“I am going away to-morrow. When are you coming to see me?”
I had it in my mind to say, “On Tuesday,” but as that would be the next day after his departure, and impossible, I said instead that I would come as soon as I could; certainly not later than that day a week.
“I shall be very busy, and lonely, too, and I hope you will come often. You haven’t been out of my sight more than a day at a time since you were born, and you are the only brother I ever had. I don’t intend to come here much, and as you enjoy visiting at Barker’s we will arrange it in that way. They will perhaps tolerate me here once in a long while, to see if I have cut off any of my fingers in the cog-wheels, but for no other reason. I have been an intruder ever since I can remember, and lonely and homeless.”
I felt that this was true, unjust and cruel as it was, and could say nothing, although Jo spoke of it in a husky voice, as though it would be a relief to cry if it were not unmanly.
“Your mother has been kinder to me than any of them, if I except Agnes, who is the friend of every one, but her health has always been poor, and she has a great deal to do. She often comes into my room at night, if she suspects that I am not well, and asks if she can do anything for me; but I know she is always tired, and I feel more like helping her than allowing her to help me. I shall always remember her gratefully for it, and believe that were she less unhappy herself we would have been a different family.”
The mention of Agnes reminded me that she had presented me with her father’s picture, and taking it from my pocket I gave it to Jo, but he did not care to look at it then, and said he would take it, and give it back at some future time.
“Your father is never unkind to her,” he continued, determined to talk on that subject, “but they are more like strangers than man and wife. They have not occupied the same room for years, therefore she is always striving to reconcile him, knowing that he is discontented and dissatisfied, though I cannot see that she is to blame for it, and as a true woman—and she is one, if ever one lived—this makes her very unhappy. I know less of your father every day, and I fear that something unfortunate will come of his discontent. I hope it will not turn out that religion is a bad thing for him, as Barker predicts. I never mentioned it to you before, but the night you were away your mother came softly into our room, and asked why I had gone to bed so early. I said I was unusually tired, and that I had to get up very early in the morning; nothing more than that. She remained there for two hours, as if anxious to be with me, and there was enough light in the room for me to see that tears were in her eyes, and that she was in great distress.

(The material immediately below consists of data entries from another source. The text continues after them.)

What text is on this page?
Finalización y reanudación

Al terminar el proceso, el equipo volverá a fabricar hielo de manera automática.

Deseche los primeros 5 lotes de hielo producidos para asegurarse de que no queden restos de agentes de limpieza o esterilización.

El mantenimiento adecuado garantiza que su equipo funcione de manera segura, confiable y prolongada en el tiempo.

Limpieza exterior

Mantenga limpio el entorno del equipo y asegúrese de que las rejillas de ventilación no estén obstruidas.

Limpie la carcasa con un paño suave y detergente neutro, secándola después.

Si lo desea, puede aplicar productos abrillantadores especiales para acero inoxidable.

“‘Since six o’clock,’ she said to me, ‘my husband has not changed his position, or spoken. It is his habit every night. He is always thinking, and always silent and discontented. If I knew what his trouble is, perhaps I could help him, as I am anxious to do, but he will not tell me (though I do not ask him, for I am afraid). He thinks all day at his work, you have told me, and I believe he thinks all night, for I have known him to get up at midnight, and walk the floor until day. He is always considerate of me, and never speaks unkindly, but he has never been my husband except in name, and the fear that I have done something to offend him makes me very wretched, for I have always tried to be all that he desired. There is something dreadfully portentous in this; I do not know what it is, but I am certain that it will finally make us very miserable.
“‘I have never spoken of this before; I never intend to speak of it again, and I only mention it now because I feel that I can live but a few years longer, and I must speak of it to make clear a request I have to make. Ned is out of the house to-night, and farther away from me then ever before since he was born. After you two have gone to sleep here in this room, I always come in to kiss him good-night. And, Jo, I frequently kiss you, too. Since he was a baby in my arms, I have never kissed him except when he was asleep, because his father seemed to dislike such exhibitions of affection. But I come to his bed every night, and kiss him after he has gone to sleep.’
“She cried softly to herself awhile, and remained so quiet that I could hear her tears fall in little plashes to the floor.